Water doesn’t go bad for years. It’s water. Right? We might all see the “best before 2050” labels on our plastic bottles, but nobody is actually paying attention to them because, well, we don’t have to. But, what actually constitutes “old” water? Is it water that’s been left stewing for days, weeks, or months? Or does overnight water pose a potential risk to us, too? We know that we have to drink water every day, but does the age of the water really mean anything?
Most people leave a glass of water next to their bed to re-hydrate first thing in the morning, but did you know even that could be a bit sketchy, scientifically speaking? We’re all trying to do our best for the environment by re-using and recycling but, when it comes to water, fresh is actually always best.
Old water contains bacteria, but it's generally yours
Reader’s Digest notes that water left overnight in an open container isn’t exactly sanitary due to the amount of dust, debris, or even insects that land in it, which can leave a gross scum on the surface. Even closed containers aren’t completely safe, because anything that’s on our skin — sweat, dust, skin cells, or any kind of discharge like spit or mucus — can end up in the bottle once we take that first sip.

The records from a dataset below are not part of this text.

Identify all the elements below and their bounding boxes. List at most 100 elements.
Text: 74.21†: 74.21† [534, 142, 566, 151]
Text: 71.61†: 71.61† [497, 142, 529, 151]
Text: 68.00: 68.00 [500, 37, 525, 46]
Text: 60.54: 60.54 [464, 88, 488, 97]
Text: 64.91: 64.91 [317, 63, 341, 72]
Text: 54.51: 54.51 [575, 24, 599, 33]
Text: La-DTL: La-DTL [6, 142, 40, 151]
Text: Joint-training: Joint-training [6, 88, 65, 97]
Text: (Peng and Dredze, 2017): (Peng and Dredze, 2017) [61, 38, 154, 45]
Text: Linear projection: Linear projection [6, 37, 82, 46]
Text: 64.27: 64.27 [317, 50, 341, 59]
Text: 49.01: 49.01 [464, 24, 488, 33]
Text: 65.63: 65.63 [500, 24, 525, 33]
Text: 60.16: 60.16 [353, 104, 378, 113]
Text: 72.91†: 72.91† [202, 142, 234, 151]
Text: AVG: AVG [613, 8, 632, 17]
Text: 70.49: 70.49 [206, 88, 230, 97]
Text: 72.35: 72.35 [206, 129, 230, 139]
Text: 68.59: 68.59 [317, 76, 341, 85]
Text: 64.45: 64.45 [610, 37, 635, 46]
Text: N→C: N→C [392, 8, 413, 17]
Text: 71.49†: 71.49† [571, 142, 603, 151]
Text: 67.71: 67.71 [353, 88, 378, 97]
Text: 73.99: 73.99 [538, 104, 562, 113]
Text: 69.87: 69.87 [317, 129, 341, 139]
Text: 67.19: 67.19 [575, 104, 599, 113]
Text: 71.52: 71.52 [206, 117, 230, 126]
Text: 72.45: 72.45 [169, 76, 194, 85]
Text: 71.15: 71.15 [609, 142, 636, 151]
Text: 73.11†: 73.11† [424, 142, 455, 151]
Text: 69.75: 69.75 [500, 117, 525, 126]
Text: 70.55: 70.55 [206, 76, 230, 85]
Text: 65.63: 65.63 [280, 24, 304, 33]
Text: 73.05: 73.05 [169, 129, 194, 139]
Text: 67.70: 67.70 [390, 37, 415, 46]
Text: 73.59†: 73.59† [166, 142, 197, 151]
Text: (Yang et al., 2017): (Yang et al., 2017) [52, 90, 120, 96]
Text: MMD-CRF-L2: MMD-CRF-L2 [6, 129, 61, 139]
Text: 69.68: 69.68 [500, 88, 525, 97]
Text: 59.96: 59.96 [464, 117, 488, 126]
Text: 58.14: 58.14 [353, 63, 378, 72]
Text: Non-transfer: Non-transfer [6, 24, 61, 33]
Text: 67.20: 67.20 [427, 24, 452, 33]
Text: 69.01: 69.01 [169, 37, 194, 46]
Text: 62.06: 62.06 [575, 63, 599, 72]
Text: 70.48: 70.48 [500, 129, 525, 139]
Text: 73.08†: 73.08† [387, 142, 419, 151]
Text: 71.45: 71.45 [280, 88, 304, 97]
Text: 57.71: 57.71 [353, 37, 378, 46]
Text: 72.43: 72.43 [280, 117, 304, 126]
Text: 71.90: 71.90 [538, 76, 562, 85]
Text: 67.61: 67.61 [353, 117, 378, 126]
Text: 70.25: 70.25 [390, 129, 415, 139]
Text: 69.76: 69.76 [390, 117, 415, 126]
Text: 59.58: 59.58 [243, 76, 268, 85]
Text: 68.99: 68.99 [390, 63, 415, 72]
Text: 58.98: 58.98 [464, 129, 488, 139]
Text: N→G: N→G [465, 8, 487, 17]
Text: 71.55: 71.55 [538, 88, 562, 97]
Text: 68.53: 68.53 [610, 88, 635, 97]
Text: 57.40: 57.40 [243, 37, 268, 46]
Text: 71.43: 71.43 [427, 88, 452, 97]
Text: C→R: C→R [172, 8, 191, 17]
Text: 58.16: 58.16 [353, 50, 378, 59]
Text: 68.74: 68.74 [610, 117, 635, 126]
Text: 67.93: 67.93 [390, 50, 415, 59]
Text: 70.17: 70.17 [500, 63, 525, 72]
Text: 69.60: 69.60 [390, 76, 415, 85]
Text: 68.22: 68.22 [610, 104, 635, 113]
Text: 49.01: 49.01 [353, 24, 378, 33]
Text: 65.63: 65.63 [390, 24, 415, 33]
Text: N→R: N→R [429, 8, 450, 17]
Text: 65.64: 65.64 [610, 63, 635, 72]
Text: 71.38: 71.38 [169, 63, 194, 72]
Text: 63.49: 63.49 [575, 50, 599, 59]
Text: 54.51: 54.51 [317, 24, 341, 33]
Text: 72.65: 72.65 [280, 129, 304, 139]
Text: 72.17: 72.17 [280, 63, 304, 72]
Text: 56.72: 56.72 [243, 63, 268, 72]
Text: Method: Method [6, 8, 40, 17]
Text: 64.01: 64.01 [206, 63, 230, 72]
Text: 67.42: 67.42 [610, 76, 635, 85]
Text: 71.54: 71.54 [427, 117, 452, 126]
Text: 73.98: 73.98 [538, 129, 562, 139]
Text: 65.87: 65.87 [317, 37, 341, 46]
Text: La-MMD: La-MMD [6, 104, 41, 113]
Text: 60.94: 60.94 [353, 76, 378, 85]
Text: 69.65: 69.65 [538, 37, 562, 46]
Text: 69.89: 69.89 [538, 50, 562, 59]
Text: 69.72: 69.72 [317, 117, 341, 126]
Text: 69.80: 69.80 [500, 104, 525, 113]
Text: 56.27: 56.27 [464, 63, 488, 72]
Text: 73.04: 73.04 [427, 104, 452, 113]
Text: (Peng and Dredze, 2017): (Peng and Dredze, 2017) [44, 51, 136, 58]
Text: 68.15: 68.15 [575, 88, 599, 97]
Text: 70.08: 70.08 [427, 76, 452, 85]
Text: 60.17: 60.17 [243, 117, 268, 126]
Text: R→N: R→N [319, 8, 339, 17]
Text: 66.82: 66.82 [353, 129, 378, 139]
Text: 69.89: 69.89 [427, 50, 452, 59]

“If it’s allowed to incubate for hours, that could potentially contaminate the water, and make you ill by reintroducing that bacteria,” warns Marc Leavey, M.D., who suggests consuming the bottle in one sitting and then throwing it away. However, since it’s your bacteria, you likely won’t get sick from it. But sharing bottles with other people is not advised, for obvious reasons.
If you leave a bottle of water in direct sunlight, like in your car, for example, the heat could cause bacteria to grow. Likewise, certain plastic bottles contain chemicals like BPA, which can leach into the water if exposed to sunlight. Certain research links BPA to certain health problems, such as increased blood pressure, so it’s a good idea to avoid any extra exposure.
It's highly unlikely old water will make you ill
Microbiologist Charles Gerba, Ph.D. also warned, in a conversation with SELF, that bacteria on our fingers can possibly contaminate water too (you’re always safer with a screw cap, FYI). However, even smelly bottles are likely just encrusted with saliva, mouth bacteria, or even some mildew or mold, and there’s likely nothing to worry about.
If you’re really freaking out about the bacteria in old water, or even on the plastic bottle itself, Dr. Leavey suggests, “Avoid putting your mouth to the bottle. Just pour it into a cup or pour it directly into your mouth.” Start paying attention to those expiration dates, too, because they really do matter.